The dimensions of most terms in the paper are not defined; for example \Phi…

The NN function \Phi, is it applied to each feature separately? or does it learn feature interactions like standard NNs? This is not clear, specifically because the parameter \theta is multiplied by the output of this NN. So if it is actually performing FS \Phi has to be an element-wise function (so not a fully connected NN).

On page 5, many statements are incorrect, for example, that most pairs of genes are almost independent. In scRNA seq, many large groups of features are correlated. The transition from eq.6 to 7 is unclear. Suddenly there is hh \ell there is also twice +

L1 is written in many ways in the paper. F1 is not defined. I understand that this is F1 of feature selection, but this is not explained.

The convergence analysis is not really informative and is more appropriate in an appendix.

Use the same color scale in Figure 4 otherwise, it's confusing.

Why not try the method for cell classification with batch effect, then, the method could be evaluated in terms of a real biological task?

审稿意见
3

The paper focuses on variable selection in high-dimensional regression, in the presence of monotone batch effects resulting from aggregation of multiple data sets. The authors introduce a new methodology to simultaneously select features and remove batch effects, by optimizing a cost function combining a Lasso regression loss and a distribution matching loss based on maximum mean discrepancy. In addition, they introduce an extended version of the method which accounts for simultaneous low-rank modeling, which can be useful especially in genomics applications.

优点

  • The focus of the paper is an important problem encountered in applied data analysis, particularly in health care applications. Thus, the methodology could have a significant impact.
  • The simulated experiments are quite thorough with comparisons with 6 state of the art competitors, and the proposed methods clearly outperform competitors on the metric used.

缺点

  • The paper has flaws in the presentation, and looks like it has not been properly proof-read. For instance, some sentences of the literature review are written twice in different paragraphs. ("An alternative approach is to apply a clustering algorithm on the data and remove the batch effect iteratively through the clustering procedure Li et al. (2020); Fang et al. (2021); Lakkis et al. (2021). More specifically, each data batch is considered a cluster, and the batch effect is viewed as the between-cluster variances Fang et al. (2021). " p.1 and 2).
  • The mathematical formulation is not always very clear. For instance, p.3 it is not clear how the monotonicity of the functions f_i is defined, as they are multidimensional. See also questions section below.
  • The real data experiments are quite limited for a methodological paper. In particular, the method is not compared to competitors on the real data experiments, which is a shame as it limits the interpretation and understanding of the paper's impact.

问题

  • Could you provide a bit more details on why "Such assumptions may be invalidated when the batch effect removal procedure does not account for the downstream feature selection procedure." (p.2) ? This is not obvious while reading and is quite important to understand what could be the impact of the paper.
  • The literature review on variable selection is not very thorough, as only multiple testing and Lasso are referred to, which are important but not very recent.
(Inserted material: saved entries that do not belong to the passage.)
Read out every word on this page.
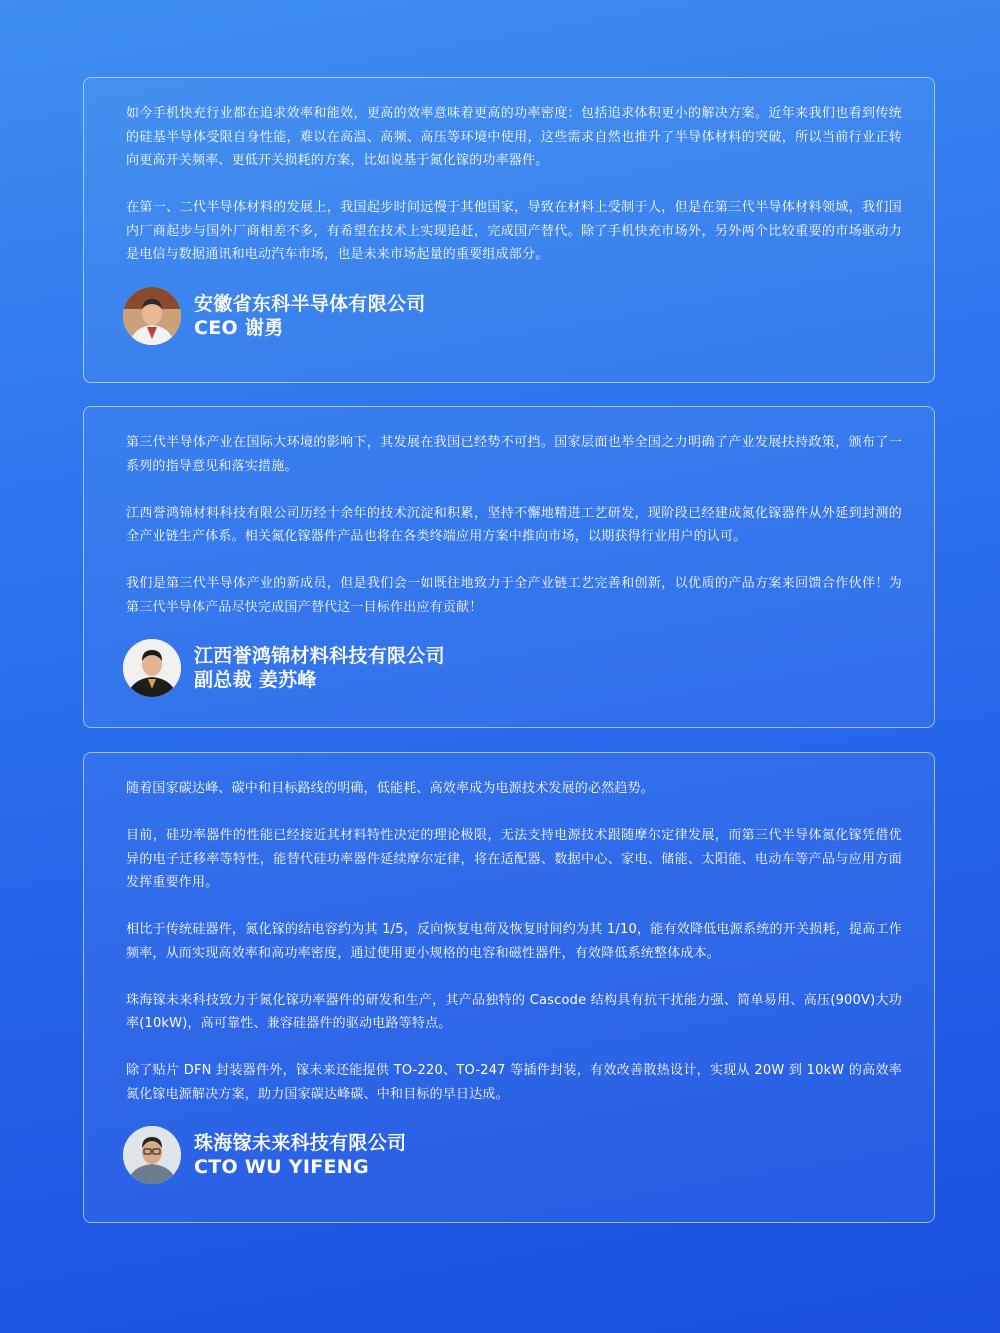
如今手机快充行业都在追求效率和能效，更高的效率意味着更高的功率密度：包括追求体积更小的解决方案。近年来我们也看到传统的硅基半导体受限自身性能，难以在高温、高频、高压等环境中使用，这些需求自然也推升了半导体材料的突破，所以当前行业正转向更高开关频率、更低开关损耗的方案，比如说基于氮化镓的功率器件。

在第一、二代半导体材料的发展上，我国起步时间远慢于其他国家，导致在材料上受制于人，但是在第三代半导体材料领域，我们国内厂商起步与国外厂商相差不多，有希望在技术上实现追赶，完成国产替代。除了手机快充市场外，另外两个比较重要的市场驱动力是电信与数据通讯和电动汽车市场，也是未来市场起量的重要组成部分。

安徽省东科半导体有限公司
CEO 谢勇

第三代半导体产业在国际大环境的影响下，其发展在我国已经势不可挡。国家层面也举全国之力明确了产业发展扶持政策，颁布了一系列的指导意见和落实措施。

江西誉鸿锦材料科技有限公司历经十余年的技术沉淀和积累，坚持不懈地精进工艺研发，现阶段已经建成氮化镓器件从外延到封测的全产业链生产体系。相关氮化镓器件产品也将在各类终端应用方案中推向市场，以期获得行业用户的认可。

我们是第三代半导体产业的新成员，但是我们会一如既往地致力于全产业链工艺完善和创新，以优质的产品方案来回馈合作伙伴！为第三代半导体产品尽快完成国产替代这一目标作出应有贡献！

江西誉鸿锦材料科技有限公司
副总裁 姜苏峰

随着国家碳达峰、碳中和目标路线的明确，低能耗、高效率成为电源技术发展的必然趋势。

目前，硅功率器件的性能已经接近其材料特性决定的理论极限，无法支持电源技术跟随摩尔定律发展，而第三代半导体氮化镓凭借优异的电子迁移率等特性，能替代硅功率器件延续摩尔定律，将在适配器、数据中心、家电、储能、太阳能、电动车等产品与应用方面发挥重要作用。

相比于传统硅器件，氮化镓的结电容约为其 1/5，反向恢复电荷及恢复时间约为其 1/10，能有效降低电源系统的开关损耗，提高工作频率，从而实现高效率和高功率密度，通过使用更小规格的电容和磁性器件，有效降低系统整体成本。

珠海镓未来科技致力于氮化镓功率器件的研发和生产，其产品独特的 Cascode 结构具有抗干扰能力强、简单易用、高压(900V)大功率(10kW)，高可靠性、兼容硅器件的驱动电路等特点。

除了贴片 DFN 封装器件外，镓未来还能提供 TO-220、TO-247 等插件封装，有效改善散热设计，实现从 20W 到 10kW 的高效率氮化镓电源解决方案，助力国家碳达峰碳、中和目标的早日达成。

珠海镓未来科技有限公司
CTO WU YIFENG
Could you perhaps extend a little bit this paragraph and explain whether more recent work (e.g. SLOPE https://arxiv.org/abs/1407.3824 or post-selection inference https://www.stat.cmu.edu/~ryantibs/statml/lectures/Lee-Sun-Sun-Taylor.pdf) are also sensitive to batch effects ?
  • p. 3 Are the functions f_i required to operate pointwise ineach data set ? Or could there be interactions between data points ? If so how do you define monotonicity ?
评论

We thank the reviewers for their constructive feedback. After reading the reviews, we believe there was major confusion about the contributions and the problem statement. To clarify the problem statement and to highlight the contributions, we decided to withdraw and make major changes to the paper.